I have the coordinates of the focal points of an ellipse. The distance from one focal-point to the border of the elipse to the second focal-point equals 130% of the total distance between the axis. http://www.w3schools.com/svg/svg_path.asp How do I draw an ellipse based on those coordinates using svg? Or any non horizontal elipse for that matter. Unfortenately, I can't use the svg Ellipse in this case.

the following two eliptical arcs form an ellipse, but I have no idea how I should manipulate them based on the focal points.

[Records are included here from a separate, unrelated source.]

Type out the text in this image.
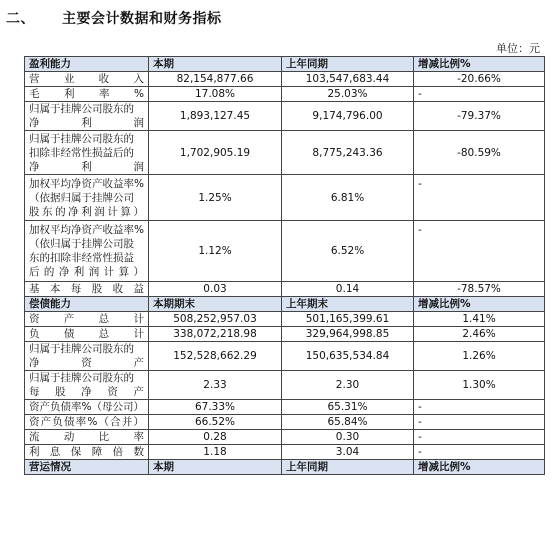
二、 主要会计数据和财务指标
单位：元
盈利能力	本期	上年同期	增减比例%
营业收入	82,154,877.66	103,547,683.44	-20.66%
毛利率%	17.08%	25.03%	-
归属于挂牌公司股东的净利润	1,893,127.45	9,174,796.00	-79.37%
归属于挂牌公司股东的扣除非经常性损益后的净利润	1,702,905.19	8,775,243.36	-80.59%
加权平均净资产收益率%（依据归属于挂牌公司股东的净利润计算）	1.25%	6.81%	-
加权平均净资产收益率%（依归属于挂牌公司股东的扣除非经常性损益后的净利润计算）	1.12%	6.52%	-
基本每股收益	0.03	0.14	-78.57%
偿债能力	本期期末	上年期末	增减比例%
资产总计	508,252,957.03	501,165,399.61	1.41%
负债总计	338,072,218.98	329,964,998.85	2.46%
归属于挂牌公司股东的净资产	152,528,662.29	150,635,534.84	1.26%
归属于挂牌公司股东的每股净资产	2.33	2.30	1.30%
资产负债率%（母公司）	67.33%	65.31%	-
资产负债率%（合并）	66.52%	65.84%	-
流动比率	0.28	0.30	-
利息保障倍数	1.18	3.04	-
营运情况	本期	上年同期	增减比例%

<svg xmlns="http://www.w3.org/2000/svg" version="1.1">
     <path d="M 125,75 a180,50 100 1,1 100,50" />
     <path d="M 125,75 a180,50 100 0,0 100,50" />
</svg>

Answer 1

The two focal points by themselves do not define an ellipse, you'll need one more real parameter. This can be seen from the fact that one can draw an ellipse by wrapping a string of fixed length around the focal points and keeping it taunt with the drawing pen. It's that string length you're missing. So you'll need e.g. one point on the ellipse, or something similar.

Given one more parameter and the distance between the foci, you can compute all other parameters like the lengths of the semimajor and semiminor axis, as you require them for your path specification. So for example, if you have one point which should lie on the ellipse, then you could compute the distance to the two foci, add those lengths, and know that sum to be equal to 2a, where a is the length of the semimajor axis. Then you get the length of the semiminor axis as b = sqrt(a² - f ²), where 2f is the distance between your foci.

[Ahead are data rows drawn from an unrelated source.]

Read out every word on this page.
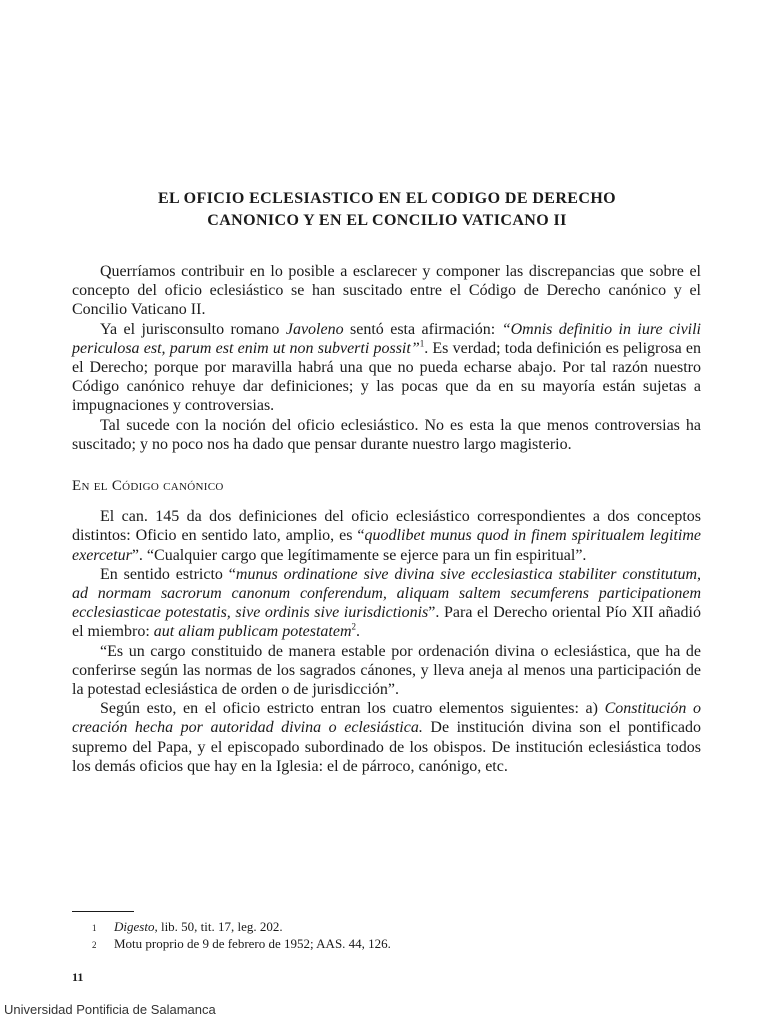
EL OFICIO ECLESIASTICO EN EL CODIGO DE DERECHO
CANONICO Y EN EL CONCILIO VATICANO II

Querríamos contribuir en lo posible a esclarecer y componer las discrepancias que sobre el concepto del oficio eclesiástico se han suscitado entre el Código de Derecho canónico y el Concilio Vaticano II.

Ya el jurisconsulto romano Javoleno sentó esta afirmación: “Omnis definitio in iure civili periculosa est, parum est enim ut non subverti possit”$^1$. Es verdad; toda definición es peligrosa en el Derecho; porque por maravilla habrá una que no pueda echarse abajo. Por tal razón nuestro Código canónico rehuye dar definiciones; y las pocas que da en su mayoría están sujetas a impugnaciones y controversias.

Tal sucede con la noción del oficio eclesiástico. No es esta la que menos controversias ha suscitado; y no poco nos ha dado que pensar durante nuestro largo magisterio.

En el Código canónico

El can. 145 da dos definiciones del oficio eclesiástico correspondientes a dos conceptos distintos: Oficio en sentido lato, amplio, es “quodlibet munus quod in finem spiritualem legitime exercetur”. “Cualquier cargo que legítimamente se ejerce para un fin espiritual”.

En sentido estricto “munus ordinatione sive divina sive ecclesiastica stabiliter constitutum, ad normam sacrorum canonum conferendum, aliquam saltem secumferens participationem ecclesiasticae potestatis, sive ordinis sive iurisdictionis”. Para el Derecho oriental Pío XII añadió el miembro: aut aliam publicam potestatem$^2$.

“Es un cargo constituido de manera estable por ordenación divina o eclesiástica, que ha de conferirse según las normas de los sagrados cánones, y lleva aneja al menos una participación de la potestad eclesiástica de orden o de jurisdicción”.

Según esto, en el oficio estricto entran los cuatro elementos siguientes: a) Constitución o creación hecha por autoridad divina o eclesiástica. De institución divina son el pontificado supremo del Papa, y el episcopado subordinado de los obispos. De institución eclesiástica todos los demás oficios que hay en la Iglesia: el de párroco, canónigo, etc.

1	Digesto, lib. 50, tit. 17, leg. 202.
2	Motu proprio de 9 de febrero de 1952; AAS. 44, 126.
11
Universidad Pontificia de Salamanca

Now that you have included the 130% part in your question, I can give you a computation for that as well.
You have a = 1.3 f. From that you get b = sqrt(1.3² - 1)f ≈ 0.83 f. Notice that f still refers to half the distance between the focal points. You'll also need to compute two points on the ellipse. It's easiest to choose these on the major axis. So if F and G are your focal points, then you have P = (f − a)/(2f) × F + (f + a)/(2f) × G as one point on the ellipse, and Q = (f + a)/(2f) × F + (f - a)/(2f) × G as the other.

Once you have the lengths of the semimajor and semiminor axis, you can use these as the radii arguments to the arc command of an svg path, which are the first two parameters, 180,50 in your example. You can compute the rotation from the slope of the line connecting the foci, using atan2 or similar, and use that as the third parameter instead of 100. Set the large-arc flag any way you like (e.g. 0), and the sweep flag arbitrarily but equal for the two halfs of the ellipse (e.g. 0). All these terms refer to the description in the SVG 1.1 specification. Move to P, do an arc with the parameters I just described to point Q, and another arc back to P.

The result should be a complete ellipse matching your parameters. The combination of two arcs was written in a later edit.